The other area of huge complexity and disharmony is the documentation. The FDA’s International Conference on Harmonisation (ICH) standardised requirements and the electronic common technical document (eCTD) standardised format but content still remains a matter of opinion. In many complex development areas, the guidelines are vague or outdated or even non-existent. This leads to different interpretations of what is a safe, efficacious medicine manufactured to the highest quality.
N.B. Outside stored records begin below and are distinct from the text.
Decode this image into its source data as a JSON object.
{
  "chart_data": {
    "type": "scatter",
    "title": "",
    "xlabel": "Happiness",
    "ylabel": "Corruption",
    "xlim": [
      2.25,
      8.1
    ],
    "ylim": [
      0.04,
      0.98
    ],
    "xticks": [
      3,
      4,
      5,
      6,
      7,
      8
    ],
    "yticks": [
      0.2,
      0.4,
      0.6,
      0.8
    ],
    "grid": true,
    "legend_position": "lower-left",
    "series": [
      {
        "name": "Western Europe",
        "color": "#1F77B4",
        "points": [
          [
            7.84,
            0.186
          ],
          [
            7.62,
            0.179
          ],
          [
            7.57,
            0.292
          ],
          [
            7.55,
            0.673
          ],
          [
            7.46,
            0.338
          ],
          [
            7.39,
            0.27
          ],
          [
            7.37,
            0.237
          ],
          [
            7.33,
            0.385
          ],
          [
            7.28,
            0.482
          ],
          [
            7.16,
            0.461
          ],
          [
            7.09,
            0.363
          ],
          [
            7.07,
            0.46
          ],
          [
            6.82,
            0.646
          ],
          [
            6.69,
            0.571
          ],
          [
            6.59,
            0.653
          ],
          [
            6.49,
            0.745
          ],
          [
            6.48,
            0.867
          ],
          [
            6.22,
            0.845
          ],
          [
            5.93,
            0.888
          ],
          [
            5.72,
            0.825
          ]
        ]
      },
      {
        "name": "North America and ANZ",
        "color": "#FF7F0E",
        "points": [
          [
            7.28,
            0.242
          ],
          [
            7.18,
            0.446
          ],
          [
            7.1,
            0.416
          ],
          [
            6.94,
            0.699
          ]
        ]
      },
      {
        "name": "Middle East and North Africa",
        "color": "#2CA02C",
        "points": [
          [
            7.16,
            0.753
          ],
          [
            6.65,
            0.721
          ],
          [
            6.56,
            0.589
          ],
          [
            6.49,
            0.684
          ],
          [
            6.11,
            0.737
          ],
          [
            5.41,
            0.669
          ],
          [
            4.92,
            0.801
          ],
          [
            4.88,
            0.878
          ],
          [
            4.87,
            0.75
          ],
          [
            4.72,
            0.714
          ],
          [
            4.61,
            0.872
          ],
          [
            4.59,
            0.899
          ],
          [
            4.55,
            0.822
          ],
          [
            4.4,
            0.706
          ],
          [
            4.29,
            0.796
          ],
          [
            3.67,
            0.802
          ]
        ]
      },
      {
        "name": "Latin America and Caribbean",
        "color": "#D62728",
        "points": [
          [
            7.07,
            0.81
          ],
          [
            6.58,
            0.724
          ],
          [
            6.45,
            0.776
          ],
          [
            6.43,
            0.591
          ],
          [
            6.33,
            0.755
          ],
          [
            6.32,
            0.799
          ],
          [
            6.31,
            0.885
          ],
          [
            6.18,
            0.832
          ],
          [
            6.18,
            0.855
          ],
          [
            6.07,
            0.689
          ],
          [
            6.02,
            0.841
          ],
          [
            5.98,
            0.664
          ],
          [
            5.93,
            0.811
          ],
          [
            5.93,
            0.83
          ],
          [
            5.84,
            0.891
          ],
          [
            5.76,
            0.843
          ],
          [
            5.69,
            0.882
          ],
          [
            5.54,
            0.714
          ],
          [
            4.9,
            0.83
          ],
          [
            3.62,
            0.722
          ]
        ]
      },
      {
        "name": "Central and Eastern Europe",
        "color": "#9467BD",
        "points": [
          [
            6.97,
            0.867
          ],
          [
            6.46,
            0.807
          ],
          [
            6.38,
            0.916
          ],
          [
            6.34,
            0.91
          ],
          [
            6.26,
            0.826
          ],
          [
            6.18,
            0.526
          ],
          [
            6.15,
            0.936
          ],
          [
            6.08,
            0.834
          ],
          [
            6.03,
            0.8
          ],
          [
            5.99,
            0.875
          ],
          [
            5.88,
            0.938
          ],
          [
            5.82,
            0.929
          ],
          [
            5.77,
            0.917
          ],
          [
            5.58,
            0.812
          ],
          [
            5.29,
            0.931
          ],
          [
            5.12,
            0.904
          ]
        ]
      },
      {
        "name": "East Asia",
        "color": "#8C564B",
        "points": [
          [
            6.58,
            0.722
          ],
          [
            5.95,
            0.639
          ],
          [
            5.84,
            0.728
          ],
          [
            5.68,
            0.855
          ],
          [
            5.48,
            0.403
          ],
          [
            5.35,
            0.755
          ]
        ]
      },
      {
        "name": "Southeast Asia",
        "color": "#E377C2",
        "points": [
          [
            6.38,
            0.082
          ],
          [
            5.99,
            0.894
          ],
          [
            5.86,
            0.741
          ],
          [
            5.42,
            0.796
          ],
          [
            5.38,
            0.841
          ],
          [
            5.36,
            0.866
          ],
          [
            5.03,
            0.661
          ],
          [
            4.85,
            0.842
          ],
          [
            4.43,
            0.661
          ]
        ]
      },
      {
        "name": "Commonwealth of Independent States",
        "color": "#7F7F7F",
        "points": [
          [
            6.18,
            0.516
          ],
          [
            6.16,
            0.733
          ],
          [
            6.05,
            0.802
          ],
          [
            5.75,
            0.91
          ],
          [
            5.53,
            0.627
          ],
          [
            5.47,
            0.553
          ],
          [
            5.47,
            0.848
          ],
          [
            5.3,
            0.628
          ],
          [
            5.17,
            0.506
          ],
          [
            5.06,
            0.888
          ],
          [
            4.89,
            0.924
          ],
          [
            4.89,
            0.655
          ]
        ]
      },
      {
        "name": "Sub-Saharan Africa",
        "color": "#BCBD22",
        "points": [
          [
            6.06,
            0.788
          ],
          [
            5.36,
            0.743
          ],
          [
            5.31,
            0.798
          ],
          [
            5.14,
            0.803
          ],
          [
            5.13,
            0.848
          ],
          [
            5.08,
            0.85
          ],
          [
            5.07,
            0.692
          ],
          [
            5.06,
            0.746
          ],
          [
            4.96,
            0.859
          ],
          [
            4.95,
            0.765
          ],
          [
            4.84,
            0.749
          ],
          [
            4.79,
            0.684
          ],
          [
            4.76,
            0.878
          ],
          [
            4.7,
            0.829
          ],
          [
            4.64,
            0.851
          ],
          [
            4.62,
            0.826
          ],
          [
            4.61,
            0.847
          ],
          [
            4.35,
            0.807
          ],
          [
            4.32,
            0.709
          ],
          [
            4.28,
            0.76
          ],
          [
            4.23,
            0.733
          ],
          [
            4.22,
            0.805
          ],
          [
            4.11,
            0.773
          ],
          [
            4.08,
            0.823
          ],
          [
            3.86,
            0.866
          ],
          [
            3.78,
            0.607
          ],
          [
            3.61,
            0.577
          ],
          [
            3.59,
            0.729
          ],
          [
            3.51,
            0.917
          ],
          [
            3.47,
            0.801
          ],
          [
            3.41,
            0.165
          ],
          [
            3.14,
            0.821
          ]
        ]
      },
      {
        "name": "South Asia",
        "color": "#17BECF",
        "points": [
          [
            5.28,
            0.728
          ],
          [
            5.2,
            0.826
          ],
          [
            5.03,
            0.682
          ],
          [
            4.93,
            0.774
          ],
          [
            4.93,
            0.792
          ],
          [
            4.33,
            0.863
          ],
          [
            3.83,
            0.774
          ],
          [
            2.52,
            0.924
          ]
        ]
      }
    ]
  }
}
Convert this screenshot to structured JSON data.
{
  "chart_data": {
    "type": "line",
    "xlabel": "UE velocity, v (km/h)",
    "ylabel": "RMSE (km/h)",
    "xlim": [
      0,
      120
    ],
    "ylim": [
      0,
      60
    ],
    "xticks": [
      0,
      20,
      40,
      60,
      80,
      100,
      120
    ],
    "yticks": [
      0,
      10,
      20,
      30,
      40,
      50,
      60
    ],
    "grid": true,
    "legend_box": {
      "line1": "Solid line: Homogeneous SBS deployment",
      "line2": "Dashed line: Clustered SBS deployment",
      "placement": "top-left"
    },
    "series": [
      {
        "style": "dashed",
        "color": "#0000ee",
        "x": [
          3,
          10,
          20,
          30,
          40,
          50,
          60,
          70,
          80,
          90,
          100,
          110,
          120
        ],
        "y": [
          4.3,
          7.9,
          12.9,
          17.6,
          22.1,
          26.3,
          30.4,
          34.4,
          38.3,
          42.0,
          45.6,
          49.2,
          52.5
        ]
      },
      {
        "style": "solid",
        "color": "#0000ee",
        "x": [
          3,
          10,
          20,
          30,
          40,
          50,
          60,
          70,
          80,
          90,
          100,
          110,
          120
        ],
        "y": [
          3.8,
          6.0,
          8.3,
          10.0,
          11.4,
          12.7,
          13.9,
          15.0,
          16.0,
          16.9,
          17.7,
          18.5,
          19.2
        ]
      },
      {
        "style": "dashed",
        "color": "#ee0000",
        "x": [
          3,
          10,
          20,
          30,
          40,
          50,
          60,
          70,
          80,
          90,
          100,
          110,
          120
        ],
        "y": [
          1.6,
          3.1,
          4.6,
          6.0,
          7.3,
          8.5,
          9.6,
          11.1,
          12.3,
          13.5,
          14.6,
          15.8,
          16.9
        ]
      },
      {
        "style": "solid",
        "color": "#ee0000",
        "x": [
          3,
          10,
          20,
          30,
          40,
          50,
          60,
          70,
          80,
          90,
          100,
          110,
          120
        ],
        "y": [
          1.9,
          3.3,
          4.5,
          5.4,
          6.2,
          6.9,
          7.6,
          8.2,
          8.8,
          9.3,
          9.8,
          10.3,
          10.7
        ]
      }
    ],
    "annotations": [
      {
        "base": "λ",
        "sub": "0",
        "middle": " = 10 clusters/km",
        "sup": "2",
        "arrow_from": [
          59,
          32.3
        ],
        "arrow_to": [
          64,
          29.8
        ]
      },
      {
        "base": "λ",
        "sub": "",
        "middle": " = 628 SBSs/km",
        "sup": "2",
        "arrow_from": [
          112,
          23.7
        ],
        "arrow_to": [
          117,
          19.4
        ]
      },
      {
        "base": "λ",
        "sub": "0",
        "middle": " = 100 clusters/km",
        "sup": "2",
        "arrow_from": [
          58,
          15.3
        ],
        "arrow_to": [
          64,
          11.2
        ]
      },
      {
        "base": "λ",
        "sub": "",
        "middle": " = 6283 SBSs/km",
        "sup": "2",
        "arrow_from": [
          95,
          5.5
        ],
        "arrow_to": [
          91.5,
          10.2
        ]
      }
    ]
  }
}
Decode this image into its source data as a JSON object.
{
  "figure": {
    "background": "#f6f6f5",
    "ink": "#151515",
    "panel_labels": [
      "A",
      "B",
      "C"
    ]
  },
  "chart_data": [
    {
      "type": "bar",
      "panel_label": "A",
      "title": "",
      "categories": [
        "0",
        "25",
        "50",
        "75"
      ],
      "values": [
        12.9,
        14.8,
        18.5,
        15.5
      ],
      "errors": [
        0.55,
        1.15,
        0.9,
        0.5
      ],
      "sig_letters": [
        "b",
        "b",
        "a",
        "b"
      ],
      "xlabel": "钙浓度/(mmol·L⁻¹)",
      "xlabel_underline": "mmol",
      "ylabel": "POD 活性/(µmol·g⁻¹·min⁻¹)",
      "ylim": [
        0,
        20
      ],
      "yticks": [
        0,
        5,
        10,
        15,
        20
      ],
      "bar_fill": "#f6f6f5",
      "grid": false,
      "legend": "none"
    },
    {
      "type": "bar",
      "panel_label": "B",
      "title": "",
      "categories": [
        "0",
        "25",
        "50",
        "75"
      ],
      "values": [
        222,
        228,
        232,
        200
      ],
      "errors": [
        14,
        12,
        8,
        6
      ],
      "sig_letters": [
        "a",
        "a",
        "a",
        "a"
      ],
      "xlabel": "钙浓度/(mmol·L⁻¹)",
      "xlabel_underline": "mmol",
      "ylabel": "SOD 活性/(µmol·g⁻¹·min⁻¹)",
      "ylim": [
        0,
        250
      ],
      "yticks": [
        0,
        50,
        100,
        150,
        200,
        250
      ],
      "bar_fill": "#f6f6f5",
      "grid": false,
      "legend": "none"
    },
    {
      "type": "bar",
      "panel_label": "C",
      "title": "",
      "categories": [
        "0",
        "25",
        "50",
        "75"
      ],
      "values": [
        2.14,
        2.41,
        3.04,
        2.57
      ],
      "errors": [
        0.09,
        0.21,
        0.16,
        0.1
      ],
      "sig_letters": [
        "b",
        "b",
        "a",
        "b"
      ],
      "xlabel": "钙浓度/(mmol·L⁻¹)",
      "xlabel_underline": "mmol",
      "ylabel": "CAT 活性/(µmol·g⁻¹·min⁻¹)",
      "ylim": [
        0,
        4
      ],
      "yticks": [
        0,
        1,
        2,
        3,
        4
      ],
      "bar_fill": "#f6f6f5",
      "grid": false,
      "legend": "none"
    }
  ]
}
Lastly, intertwined with the opinion factor are the age-old disagreements on summary of product characteristics (SPCs). The harmonisation group at the EMA has worked laboriously to bridge this gap, but there are still frequent disagreements on approved indications, posology and safety statements. The generic industry suffers immensely through this discord of opinion. Old medicines were licensed nationally and one agency did not know what the other agency was approving, and now the generics suffer the consequences. However, it can also be viewed as a tactically clever ploy by innovators. Differing agency opinions mean that to license a generic using the correct EU approach, the harmonised procedure (i.e. DCP or mutual recognition procedure (MRP)) can be prolonged or even referred to the EMA owing to the discussion of finalising SPC texts.

Does this not lead to the sense that actually, harmonisation does not appear to be happening? The experience of two decades has been gradually catching up with the regulators and the regulated. Harmonisation only began in the 1990s and even then the approach was rather ad-hoc. Nowadays, for a license to go into multiple EU territories, all agencies must work together towards a uniform opinion.